Aufnahme und Funktion von konventionellen, targetisierten und PEGylierten Glucose-Oxidase-Liposomen in NADPH-Oxidase-defiziente Granulozyten: Untersuchungen an Blutzellen und der gp91phox-/-B6 129S6 Cybb tm1din-Maus
Bei der septischen Granulomatose (chronic granulomatous disease, CGD) handelt es sich um einen NADPH-Oxidase-Defekt in Phagozyten. Ziel dieser Arbeit war es, durch das Einbringen von Glucoseoxidase-Liposomen (GOL) unter Bildung von Wasserstoffperoxid mit Hilfe von Glucose den oxidativen Burst zu rekonstituieren.

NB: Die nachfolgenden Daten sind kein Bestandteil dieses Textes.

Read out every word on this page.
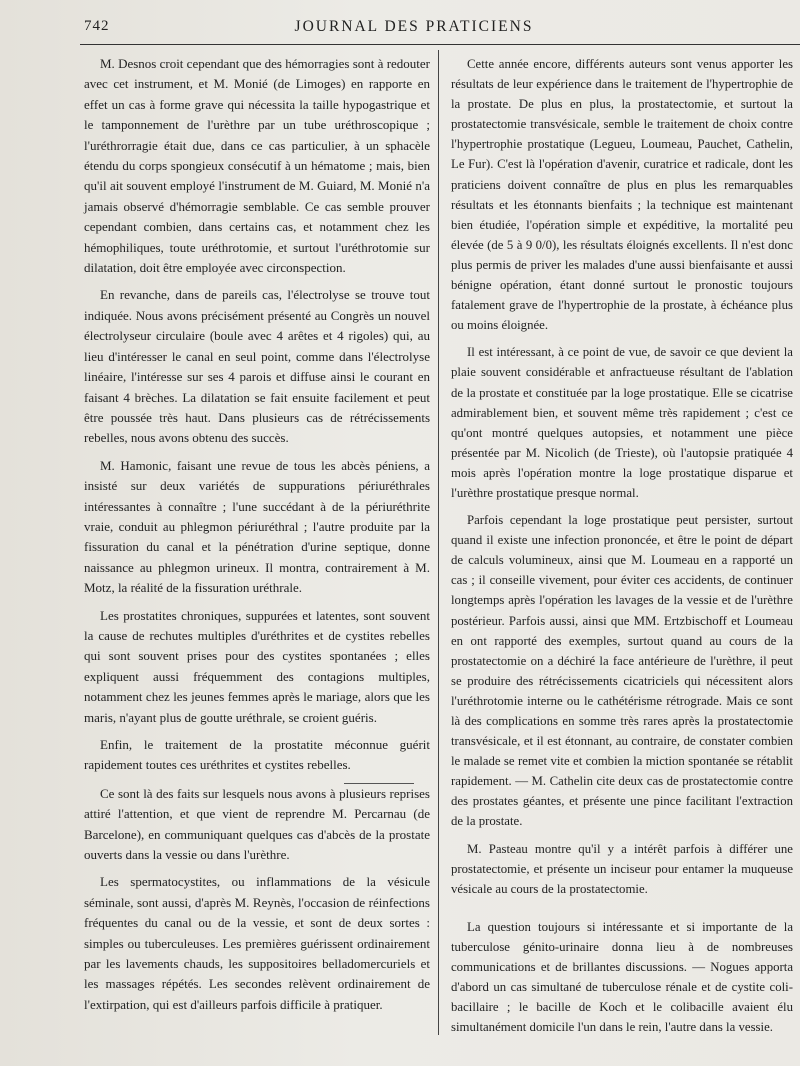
742	JOURNAL DES PRATICIENS

M. Desnos croit cependant que des hémorragies sont à redouter avec cet instrument, et M. Monié (de Limoges) en rapporte en effet un cas à forme grave qui nécessita la taille hypogastrique et le tamponnement de l'urèthre par un tube uréthroscopique ; l'uréthrorragie était due, dans ce cas particulier, à un sphacèle étendu du corps spongieux consécutif à un hématome ; mais, bien qu'il ait souvent employé l'instrument de M. Guiard, M. Monié n'a jamais observé d'hémorragie semblable. Ce cas semble prouver cependant combien, dans certains cas, et notamment chez les hémophiliques, toute uréthrotomie, et surtout l'uréthrotomie sur dilatation, doit être employée avec circonspection.

En revanche, dans de pareils cas, l'électrolyse se trouve tout indiquée. Nous avons précisément présenté au Congrès un nouvel électrolyseur circulaire (boule avec 4 arêtes et 4 rigoles) qui, au lieu d'intéresser le canal en seul point, comme dans l'électrolyse linéaire, l'intéresse sur ses 4 parois et diffuse ainsi le courant en faisant 4 brèches. La dilatation se fait ensuite facilement et peut être poussée très haut. Dans plusieurs cas de rétrécissements rebelles, nous avons obtenu des succès.

M. Hamonic, faisant une revue de tous les abcès péniens, a insisté sur deux variétés de suppurations périuréthrales intéressantes à connaître ; l'une succédant à de la périuréthrite vraie, conduit au phlegmon périuréthral ; l'autre produite par la fissuration du canal et la pénétration d'urine septique, donne naissance au phlegmon urineux. Il montra, contrairement à M. Motz, la réalité de la fissuration uréthrale.

Les prostatites chroniques, suppurées et latentes, sont souvent la cause de rechutes multiples d'uréthrites et de cystites rebelles qui sont souvent prises pour des cystites spontanées ; elles expliquent aussi fréquemment des contagions multiples, notamment chez les jeunes femmes après le mariage, alors que les maris, n'ayant plus de goutte uréthrale, se croient guéris.

Enfin, le traitement de la prostatite méconnue guérit rapidement toutes ces uréthrites et cystites rebelles.

Ce sont là des faits sur lesquels nous avons à plusieurs reprises attiré l'attention, et que vient de reprendre M. Percarnau (de Barcelone), en communiquant quelques cas d'abcès de la prostate ouverts dans la vessie ou dans l'urèthre.

Les spermatocystites, ou inflammations de la vésicule séminale, sont aussi, d'après M. Reynès, l'occasion de réinfections fréquentes du canal ou de la vessie, et sont de deux sortes : simples ou tuberculeuses. Les premières guérissent ordinairement par les lavements chauds, les suppositoires belladomercuriels et les massages répétés. Les secondes relèvent ordinairement de l'extirpation, qui est d'ailleurs parfois difficile à pratiquer.

Cette année encore, différents auteurs sont venus apporter les résultats de leur expérience dans le traitement de l'hypertrophie de la prostate. De plus en plus, la prostatectomie, et surtout la prostatectomie transvésicale, semble le traitement de choix contre l'hypertrophie prostatique (Legueu, Loumeau, Pauchet, Cathelin, Le Fur). C'est là l'opération d'avenir, curatrice et radicale, dont les praticiens doivent connaître de plus en plus les remarquables résultats et les étonnants bienfaits ; la technique est maintenant bien étudiée, l'opération simple et expéditive, la mortalité peu élevée (de 5 à 9 0/0), les résultats éloignés excellents. Il n'est donc plus permis de priver les malades d'une aussi bienfaisante et aussi bénigne opération, étant donné surtout le pronostic toujours fatalement grave de l'hypertrophie de la prostate, à échéance plus ou moins éloignée.

Il est intéressant, à ce point de vue, de savoir ce que devient la plaie souvent considérable et anfractueuse résultant de l'ablation de la prostate et constituée par la loge prostatique. Elle se cicatrise admirablement bien, et souvent même très rapidement ; c'est ce qu'ont montré quelques autopsies, et notamment une pièce présentée par M. Nicolich (de Trieste), où l'autopsie pratiquée 4 mois après l'opération montre la loge prostatique disparue et l'urèthre prostatique presque normal.

Parfois cependant la loge prostatique peut persister, surtout quand il existe une infection prononcée, et être le point de départ de calculs volumineux, ainsi que M. Loumeau en a rapporté un cas ; il conseille vivement, pour éviter ces accidents, de continuer longtemps après l'opération les lavages de la vessie et de l'urèthre postérieur. Parfois aussi, ainsi que MM. Ertzbischoff et Loumeau en ont rapporté des exemples, surtout quand au cours de la prostatectomie on a déchiré la face antérieure de l'urèthre, il peut se produire des rétrécissements cicatriciels qui nécessitent alors l'uréthrotomie interne ou le cathétérisme rétrograde. Mais ce sont là des complications en somme très rares après la prostatectomie transvésicale, et il est étonnant, au contraire, de constater combien le malade se remet vite et combien la miction spontanée se rétablit rapidement. — M. Cathelin cite deux cas de prostatectomie contre des prostates géantes, et présente une pince facilitant l'extraction de la prostate.

M. Pasteau montre qu'il y a intérêt parfois à différer une prostatectomie, et présente un inciseur pour entamer la muqueuse vésicale au cours de la prostatectomie.

La question toujours si intéressante et si importante de la tuberculose génito-urinaire donna lieu à de nombreuses communications et de brillantes discussions. — Nogues apporta d'abord un cas simultané de tuberculose rénale et de cystite coli-bacillaire ; le bacille de Koch et le colibacille avaient élu simultanément domicile l'un dans le rein, l'autre dans la vessie.
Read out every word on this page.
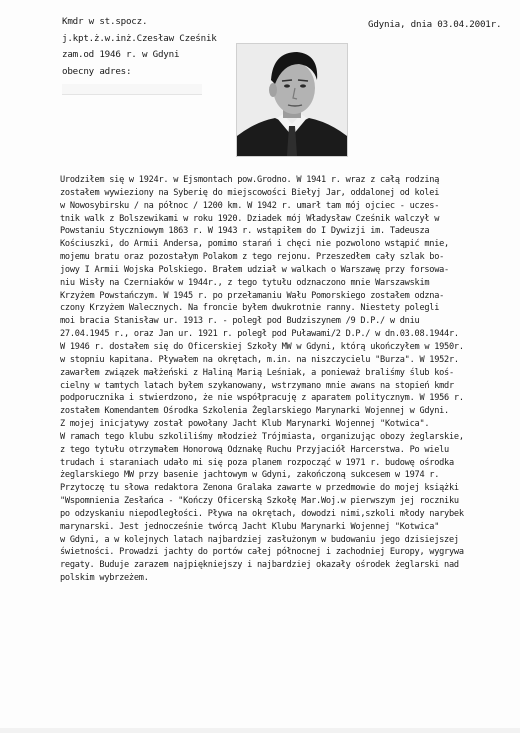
Kmdr w st.spocz.
j.kpt.ż.w.inż.Czesław Cześnik
zam.od 1946 r. w Gdyni
obecny adres:
Gdynia, dnia 03.04.2001r.
Urodziłem się w 1924r. w Ejsmontach pow.Grodno. W 1941 r. wraz z całą rodziną
zostałem wywieziony na Syberię do miejscowości Biełyj Jar, oddalonej od kolei
w Nowosybirsku / na północ / 1200 km. W 1942 r. umarł tam mój ojciec - uczes-
tnik walk z Bolszewikami w roku 1920. Dziadek mój Władysław Cześnik walczył w
Powstaniu Styczniowym 1863 r. W 1943 r. wstąpiłem do I Dywizji im. Tadeusza
Kościuszki, do Armii Andersa, pomimo starań i chęci nie pozwolono wstąpić mnie,
mojemu bratu oraz pozostałym Polakom z tego rejonu. Przeszedłem cały szlak bo-
jowy I Armii Wojska Polskiego. Brałem udział w walkach o Warszawę przy forsowa-
niu Wisły na Czerniaków w 1944r., z tego tytułu odznaczono mnie Warszawskim
Krzyżem Powstańczym. W 1945 r. po przełamaniu Wału Pomorskiego zostałem odzna-
czony Krzyżem Walecznych. Na froncie byłem dwukrotnie ranny. Niestety polegli
moi bracia Stanisław ur. 1913 r. - poległ pod Budziszynem /9 D.P./ w dniu
27.04.1945 r., oraz Jan ur. 1921 r. poległ pod Puławami/2 D.P./ w dn.03.08.1944r.
W 1946 r. dostałem się do Oficerskiej Szkoły MW w Gdyni, którą ukończyłem w 1950r.
w stopniu kapitana. Pływałem na okrętach, m.in. na niszczycielu "Burza". W 1952r.
zawarłem związek małżeński z Haliną Marią Leśniak, a ponieważ braliśmy ślub koś-
cielny w tamtych latach byłem szykanowany, wstrzymano mnie awans na stopień kmdr
podporucznika i stwierdzono, że nie współpracuję z aparatem politycznym. W 1956 r.
zostałem Komendantem Ośrodka Szkolenia Żeglarskiego Marynarki Wojennej w Gdyni.
Z mojej inicjatywy został powołany Jacht Klub Marynarki Wojennej "Kotwica".
W ramach tego klubu szkoliliśmy młodzież Trójmiasta, organizując obozy żeglarskie,
z tego tytułu otrzymałem Honorową Odznakę Ruchu Przyjaciół Harcerstwa. Po wielu
trudach i staraniach udało mi się poza planem rozpocząć w 1971 r. budowę ośrodka
żeglarskiego MW przy basenie jachtowym w Gdyni, zakończoną sukcesem w 1974 r.
Przytoczę tu słowa redaktora Zenona Gralaka zawarte w przedmowie do mojej książki
"Wspomnienia Zesłańca - "Kończy Oficerską Szkołę Mar.Woj.w pierwszym jej roczniku
po odzyskaniu niepodległości. Pływa na okrętach, dowodzi nimi,szkoli młody narybek
marynarski. Jest jednocześnie twórcą Jacht Klubu Marynarki Wojennej "Kotwica"
w Gdyni, a w kolejnych latach najbardziej zasłużonym w budowaniu jego dzisiejszej
świetności. Prowadzi jachty do portów całej północnej i zachodniej Europy, wygrywa
regaty. Buduje zarazem najpiękniejszy i najbardziej okazały ośrodek żeglarski nad
polskim wybrzeżem.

Die Aufnahme von verschiedenen markierten Liposomenpräparationen in Phagozyten wurde mittels FACS-Messung überprüft. Am besten geeignet war die Markierung mit 0,5 Mol% Rhodamin-PE. Die 200nm großen, negativ geladenen EPC:EPG:Chol-Liposomen wurden am besten aufgenommen.Die Rekonstitution des oxidativen Bursts in vitro wurde mit Hilfe des DHR-Assays und der Chemilumineszenz-Messung in NADPH- Oxidase defizientem Maus- und Menschenblut bei Inkubation mit GO-Liposomen nachgewiesen.
DCGD-Mäuse (gp 91-/-) wurden mit EPC:EPG:Chol:GOL behandelt. Es kam weder zu einer Hochregulierung von Komplementrezeptoren, noch zu Auswirkungen auf den Blutglucosegehalt, das Verhalten oder das Gewicht der Tiere. Nach 24h war GO in Leber und Milz, jedoch in keinem anderen untersuchten Organ nachweisbar. Es wurden große funktionelle Enzymmengen nachgewiesen, jedoch keine Rekonstitution des oxidativen Bursts (DHR-Assay). Bei Infektionsversuchen mit Staph. aureus und Burk. cepacia bestand kein Unterschied im Krankheitsverlauf zwischen behandelter und unbehandelter Gruppe.
Die Auswirkung der liposomalen Verkapselung auf die Antikörperbildung wurde mit Hilfe eines neu etablierten ELISAs untersucht. Sie führt zu höheren Antikörpertitern als die Verwendung gelöster GO. Bei der Verwendung von Liposomen als Arzneimittelcarrier ist also die Verwendung eines autologen und somit nicht immunogenen Enzyms anzustreben.Um die Aufnahme von besser sterilfiltrierbaren, kleinen Liposomen in Phagozyten zu ermöglichen, wurde die Oberfläche durch PEGylierte Sojasterole funktionalisiert. Mit der Koppelung von IgG wurde die Fc-Rezeptor-vermittelte Phagozytose angestrebt.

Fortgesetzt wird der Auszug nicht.